Memento

 

di Massimo Raffaeli

 

 

 

 

Ci ha insegnato Primo Levi a diffidare dei culti celebrativi della memoria, i quali troppo spesso dissimulano una pratica dell’oblio; nello stesso tempo, Levi invitava a distinguere con nettezza tra memoria e ricordo, sospettando la prima e schierandosi dalla parte del secondo. Per lui, la memoria era un flusso troppo rettilineo per non comportare anche sollievo o, talvolta, alibi ed autoassoluzione: di contro alla totalità fittizia della memoria (che nel caso proverbiale di Proust, per esempio, coincide con l’invenzione) Levi non ha infatti mai smesso di interrogare la parzialità del ricordo, percependolo vero e rimordente proprio nella sua natura frammentaria, opaca, irrelata. Perché è solo il ricordo a tornare imprevisto dal suo buio fondale quasi fosse una meteorite, cioè ad imporre, si direbbe per costrizione psicofisica, la propria verità. Ad ora incerta, amava aggiungere, dunque indipendentemente dal fatto che si voglia o possa rimuoverlo, opporvisi, negarlo.

Strutturata nella forma circolare e nella postura frontale di un oratorio, la scrittura di Luana Trapè restituisce corpo e voce ad un fatto peraltro incancellabile, avvenuto nel Fermano nel mese di giugno del ’44, al tempo delle più disumane rappresaglie nazifasciste. Qui, nel testo, chi di volta in volta prende la parola uscendo verso il pubblico dal cono d’ombra o emancipandosi dall’anonima presenza del coro, si sorprende a rammentare, e di nuovo a patire con ossessione, un suo grumo davvero mai smaltito, qualcosa di crudo e tuttora lancinante. Sono parole di singoli individui ma simultaneamente, questa, è la voce di una comunità. E solo il ricordo può concederle parole essenziali, espressioni paradossalmente vive nel contesto in cui tornano invece, da veri e propri spettri, l’ indigenza, il terrore, la morte, la strage, il lutto. Ora per allora, e viceversa.

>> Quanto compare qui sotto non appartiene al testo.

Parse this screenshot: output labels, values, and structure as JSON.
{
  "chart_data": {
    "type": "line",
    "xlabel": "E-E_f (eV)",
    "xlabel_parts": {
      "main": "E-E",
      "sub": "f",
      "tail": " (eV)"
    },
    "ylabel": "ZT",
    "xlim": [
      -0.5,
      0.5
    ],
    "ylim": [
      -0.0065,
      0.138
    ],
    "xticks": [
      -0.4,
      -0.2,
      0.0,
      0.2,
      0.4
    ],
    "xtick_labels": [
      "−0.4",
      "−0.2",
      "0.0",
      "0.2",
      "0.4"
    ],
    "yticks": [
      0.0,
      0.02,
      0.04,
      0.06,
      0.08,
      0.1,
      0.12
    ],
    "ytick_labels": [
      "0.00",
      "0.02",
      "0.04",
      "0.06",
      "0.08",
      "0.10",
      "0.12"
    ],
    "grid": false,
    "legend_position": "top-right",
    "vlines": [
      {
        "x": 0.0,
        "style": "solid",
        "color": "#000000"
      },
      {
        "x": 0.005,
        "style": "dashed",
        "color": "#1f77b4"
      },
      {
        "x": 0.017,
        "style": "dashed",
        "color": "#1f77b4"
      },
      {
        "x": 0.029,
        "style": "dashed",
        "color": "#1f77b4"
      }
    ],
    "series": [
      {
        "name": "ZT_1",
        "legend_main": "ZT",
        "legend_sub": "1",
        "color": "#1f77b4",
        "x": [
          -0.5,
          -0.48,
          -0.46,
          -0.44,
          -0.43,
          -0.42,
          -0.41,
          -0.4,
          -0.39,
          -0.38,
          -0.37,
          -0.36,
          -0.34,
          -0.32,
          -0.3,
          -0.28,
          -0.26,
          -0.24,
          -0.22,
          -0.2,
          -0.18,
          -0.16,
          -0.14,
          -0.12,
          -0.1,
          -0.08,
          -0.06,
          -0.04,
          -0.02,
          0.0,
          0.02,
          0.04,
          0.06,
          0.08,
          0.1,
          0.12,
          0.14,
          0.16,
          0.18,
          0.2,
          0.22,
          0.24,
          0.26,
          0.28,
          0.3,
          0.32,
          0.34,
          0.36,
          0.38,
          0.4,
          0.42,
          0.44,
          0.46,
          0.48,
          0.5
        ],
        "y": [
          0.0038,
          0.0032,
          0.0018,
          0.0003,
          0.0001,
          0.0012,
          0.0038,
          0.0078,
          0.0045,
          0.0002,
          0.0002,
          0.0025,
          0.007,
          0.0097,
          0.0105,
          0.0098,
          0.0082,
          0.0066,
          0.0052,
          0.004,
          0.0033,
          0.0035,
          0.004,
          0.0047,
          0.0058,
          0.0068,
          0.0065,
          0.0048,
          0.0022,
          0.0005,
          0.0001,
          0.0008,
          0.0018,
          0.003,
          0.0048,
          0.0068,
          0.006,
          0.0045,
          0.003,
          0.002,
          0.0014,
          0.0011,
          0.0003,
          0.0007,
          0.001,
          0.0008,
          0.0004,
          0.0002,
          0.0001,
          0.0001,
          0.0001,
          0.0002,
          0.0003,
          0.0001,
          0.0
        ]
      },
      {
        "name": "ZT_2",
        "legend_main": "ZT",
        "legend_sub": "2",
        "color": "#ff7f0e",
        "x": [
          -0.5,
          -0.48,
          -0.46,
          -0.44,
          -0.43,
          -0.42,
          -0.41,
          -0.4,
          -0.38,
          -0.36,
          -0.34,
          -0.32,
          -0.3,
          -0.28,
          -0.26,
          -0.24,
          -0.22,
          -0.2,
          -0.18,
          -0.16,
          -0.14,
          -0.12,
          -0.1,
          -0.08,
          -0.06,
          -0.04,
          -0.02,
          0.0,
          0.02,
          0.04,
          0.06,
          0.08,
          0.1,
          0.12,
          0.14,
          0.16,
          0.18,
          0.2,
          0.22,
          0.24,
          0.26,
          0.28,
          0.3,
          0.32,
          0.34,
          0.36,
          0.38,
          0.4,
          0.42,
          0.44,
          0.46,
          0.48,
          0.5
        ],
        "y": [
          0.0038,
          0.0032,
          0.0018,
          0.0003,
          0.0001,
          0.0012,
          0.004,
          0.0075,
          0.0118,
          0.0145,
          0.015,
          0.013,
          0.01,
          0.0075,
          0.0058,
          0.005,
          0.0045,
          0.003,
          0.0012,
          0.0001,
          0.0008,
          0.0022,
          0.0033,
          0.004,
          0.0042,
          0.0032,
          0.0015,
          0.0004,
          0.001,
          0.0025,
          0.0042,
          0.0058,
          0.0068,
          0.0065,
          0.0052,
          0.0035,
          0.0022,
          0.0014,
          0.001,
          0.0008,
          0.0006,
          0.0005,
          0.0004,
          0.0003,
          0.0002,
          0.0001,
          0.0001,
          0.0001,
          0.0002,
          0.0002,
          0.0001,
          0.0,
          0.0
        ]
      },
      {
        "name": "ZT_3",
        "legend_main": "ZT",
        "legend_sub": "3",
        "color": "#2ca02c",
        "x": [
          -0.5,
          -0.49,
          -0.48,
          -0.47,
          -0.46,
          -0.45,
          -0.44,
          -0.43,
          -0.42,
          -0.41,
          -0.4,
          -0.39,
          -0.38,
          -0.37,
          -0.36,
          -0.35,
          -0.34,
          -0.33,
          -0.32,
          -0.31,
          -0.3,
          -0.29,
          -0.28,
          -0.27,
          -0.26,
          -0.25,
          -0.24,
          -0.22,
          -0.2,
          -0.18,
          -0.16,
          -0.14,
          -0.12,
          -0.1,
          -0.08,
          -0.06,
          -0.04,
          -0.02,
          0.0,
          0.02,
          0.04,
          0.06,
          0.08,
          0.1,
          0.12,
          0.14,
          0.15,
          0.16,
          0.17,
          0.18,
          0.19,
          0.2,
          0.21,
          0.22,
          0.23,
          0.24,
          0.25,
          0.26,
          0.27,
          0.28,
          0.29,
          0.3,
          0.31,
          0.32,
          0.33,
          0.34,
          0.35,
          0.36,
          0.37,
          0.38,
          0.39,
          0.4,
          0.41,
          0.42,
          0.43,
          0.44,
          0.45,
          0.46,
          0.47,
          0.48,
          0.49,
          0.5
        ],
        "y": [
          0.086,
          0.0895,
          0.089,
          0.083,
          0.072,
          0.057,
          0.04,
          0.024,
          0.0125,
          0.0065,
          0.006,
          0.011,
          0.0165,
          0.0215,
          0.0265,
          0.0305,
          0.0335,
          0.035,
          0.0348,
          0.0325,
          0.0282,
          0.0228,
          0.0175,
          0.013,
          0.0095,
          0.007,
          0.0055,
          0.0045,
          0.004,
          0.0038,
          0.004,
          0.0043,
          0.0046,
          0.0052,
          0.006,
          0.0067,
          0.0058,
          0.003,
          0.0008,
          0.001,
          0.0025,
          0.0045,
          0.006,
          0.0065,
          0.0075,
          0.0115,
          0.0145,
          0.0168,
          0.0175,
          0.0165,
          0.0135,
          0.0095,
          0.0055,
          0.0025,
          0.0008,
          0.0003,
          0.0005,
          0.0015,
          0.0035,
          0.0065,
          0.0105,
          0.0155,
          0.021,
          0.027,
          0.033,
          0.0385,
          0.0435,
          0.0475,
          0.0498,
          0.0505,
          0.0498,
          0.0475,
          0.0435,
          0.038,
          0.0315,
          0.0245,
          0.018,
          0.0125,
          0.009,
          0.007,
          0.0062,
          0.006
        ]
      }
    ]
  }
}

Costoro parlano al presente, mostrando con austera dignità corpo e volto di testimoni attuali e pertanto di sopravvissuti: è l’occhio di Mario Dondero, la cui sequenza fotografica si accampa nella seconda parte del volume, a sorprenderli nei luoghi dell’antica strage. La maestà della natura, il profilo dolcissimo delle colline, un sole dilagante, la bellezza persino smaltata e da idillio, tutto ciò contrasta duramente (così attivando la dialettica del ricordo) con la sinistra nerezza di un bosco, di una lapide campestre, della foto di un bambino caduta sulle rughe screpolate del terreno dove avvennero i fatti. Non sono affatto illustrazioni e non necessitano di didascalie: sono semplicemente i gesti postdatati e non meno necessari della pietas rerum, cioè parole e immagini nudamente umane, “civili” nel senso etimologico. A proposito di Levi e dei culti della memoria, scrisse una volta Cesare Cases: “Il ricordo è necessario e doveroso solo nella prospettiva di un mondo in cui esso divenga utile”. È una frase che andrebbe tutta meditata, accingendosi al libro che Luana Trapè e Mario Dondero hanno saputo costruire.